That sounds great, Metallman, but what about the advertising that you mentioned? Glad you ask. lol Adgitize cannot pay it's members if it does not generate any revenue. So advertising is a cool $14 a month (other options are available) and your ad is guaranteed to be shown on all sites that have the widget installed on their web page to the tune of at least once every 100 page views. So if 'X' site has 100 views a day, your ad will appear at least once on their site. Considering that there are thousands of sites in the network, you will definitely get your money's worth. And if you hit the 300 point mark daily, the ad will pay for itself each month. All while bringing you traffic and readers. Sign up is free and you do not have to advertise. You can gain points by other means but being given 100 points a day for being an advertiser is not a bad deal at all.
I haven't seen any complaints from anyone in regards to this. Paying to display your ad seems to be one "nuisance" that surfaces, but considering that you can pay $10 for a month long ad on any given website, you might as well ad the $4 and display your ads to thousands more. I'm quite thrilled about trying this out. Hopefully, it will bring in quality traffic as well as some online income. I'll keep you posted with how much it brings in after the first or second month. Check it out, friends. Later!
Monday, May 18, 2009
A Whole Lot of Shakin' Going On
Hey there. If you follow me on Twitter, than I'm pretty sure you know that we had a shaker over here in Southern California. Nothing too serious, but it was a good jolt for about 10 seconds or so. First reports estimated it at a 4.7 magnitude quake, then it was a 5.0, then it went back to 4.7. lol I chuckled to myself at how the media blew the thing up. We live in Southern California, we have little quakes all the time so when the news makes it a big deal, I feel as if there's nothing better for them to report on. They had callers dial in to share their experiences and it was just funny how a lady said, "Nothing fell, except for my eye glasses". Then there was this other person who called in and stated that he lived in Southern California for 15+ years. The newswoman then asked him if he's ever experienced any quakes before. Oh man... Of course he has! Who hasn't that lives in this area! Sheesh.

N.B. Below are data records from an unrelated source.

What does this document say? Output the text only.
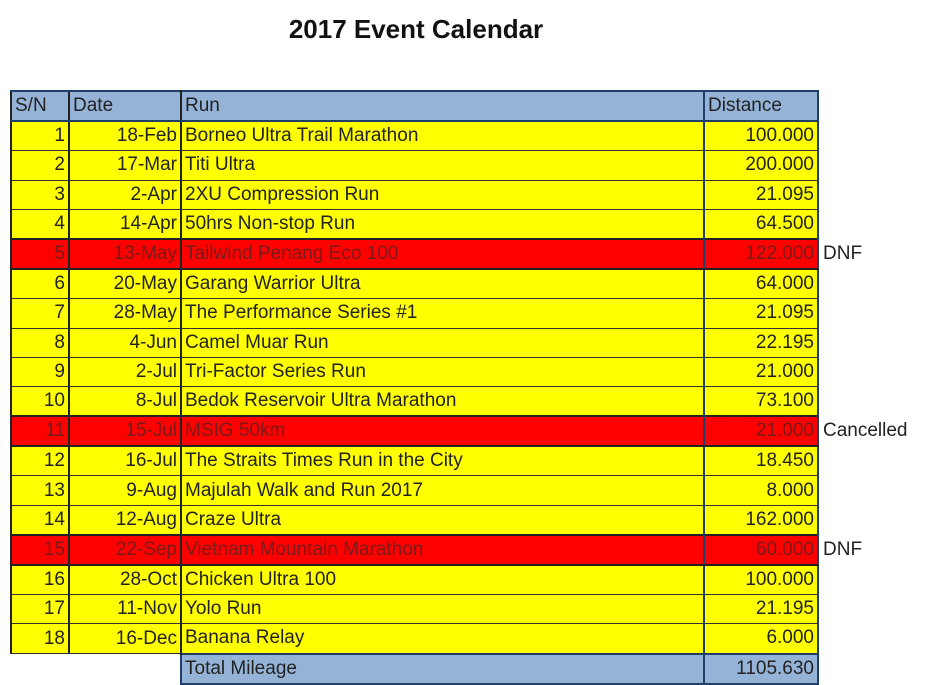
2017 Event Calendar
S/N	Date	Run	Distance	
1	18-Feb	Borneo Ultra Trail Marathon	100.000	
2	17-Mar	Titi Ultra	200.000	
3	2-Apr	2XU Compression Run	21.095	
4	14-Apr	50hrs Non-stop Run	64.500	
5	13-May	Tailwind Penang Eco 100	122.000	DNF
6	20-May	Garang Warrior Ultra	64.000	
7	28-May	The Performance Series #1	21.095	
8	4-Jun	Camel Muar Run	22.195	
9	2-Jul	Tri-Factor Series Run	21.000	
10	8-Jul	Bedok Reservoir Ultra Marathon	73.100	
11	15-Jul	MSIG 50km	21.000	Cancelled
12	16-Jul	The Straits Times Run in the City	18.450	
13	9-Aug	Majulah Walk and Run 2017	8.000	
14	12-Aug	Craze Ultra	162.000	
15	22-Sep	Vietnam Mountain Marathon	60.000	DNF
16	28-Oct	Chicken Ultra 100	100.000	
17	11-Nov	Yolo Run	21.195	
18	16-Dec	Banana Relay	6.000	
		Total Mileage	1105.630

My wife is terrified of quakes. She never got used to them so she was shaken up a bit. She was lying in bed with our little one, I was in the living room, and the kids were eating dinner at the table when it happened. The weird thing about this quake was that we were able to hear it before it started to shake. I don't think I've ever heard it before it actually happens so I stood up to react, but didn't really do anything until I knew for sure it was a quake. I told the kids to get under the dinner table and I ran towards the room to get my wife and little one. By the time I reached the room, she was already up holding our little one heading towards the door. Once we reached the living room, the shaking subdued. We all sat in the living room, including our dogs and cat, and we sat around waiting for the aftershocks. From what I read, we had a 2.something and 3.something aftershocks, but we didn't feel them. While watching the news, and twittering and sending messages, we talked to the kids about earthquake safety and what they should do in case we experience an aftershock in the middle of the night. I don't think our boy was too shaken up, though, if he was, he wasn't really showing it. Our girls were shaken up a bit. Our little one ended up sleeping in our bed last night, while the other was restless throughout the night. How do I know? Because my wife couldn't sleep either so she counted the times she saw our daughter pop her head out of her room. lol
It's funny how every time there is an earthquake in Southern California, talks of the "Big One" arise. I understand that we live near a pretty active fault line but when all you hear is "disaster is a coming! disaster is a coming", how can you expect the public to not panic? It's like saying that a meteor is going to hit Los Angeles. We have no idea when, but it's going to happen. So what? Am I supposed to live a life in fear keeping an eye out on sky for any ominous looking objects? If it happens, it happens. No matter how much I prepare for it, I'm either going to survive it, or not. Same deal with earthquakes. There's no amount of rations and water and what not that is going to prepare you for the "Earth opening up and swallowing half of the south land". There's is no way to be 100% earthquake proof. It's either you're going to be lucky enough to survive it or not. Can I increase my chances? Of course! I can pack our stuff and we can all move to where there are no earthquakes. But you know what? Natural disasters happen anywhere so no matter where we go, there's is always something that the media will force us to fear. Tornados, hurricanes, lightning storms, earthquakes, meteors, pink teddy bears, or maybe even the dreaded hefalumps. lmao I say, that as long as you're informed and have a plan of evacuation, there really isn't much more that can be done. With that being said, I'm planing on having another talk with the kids, just to make sure that they know what needs to be done if it happens again. Later.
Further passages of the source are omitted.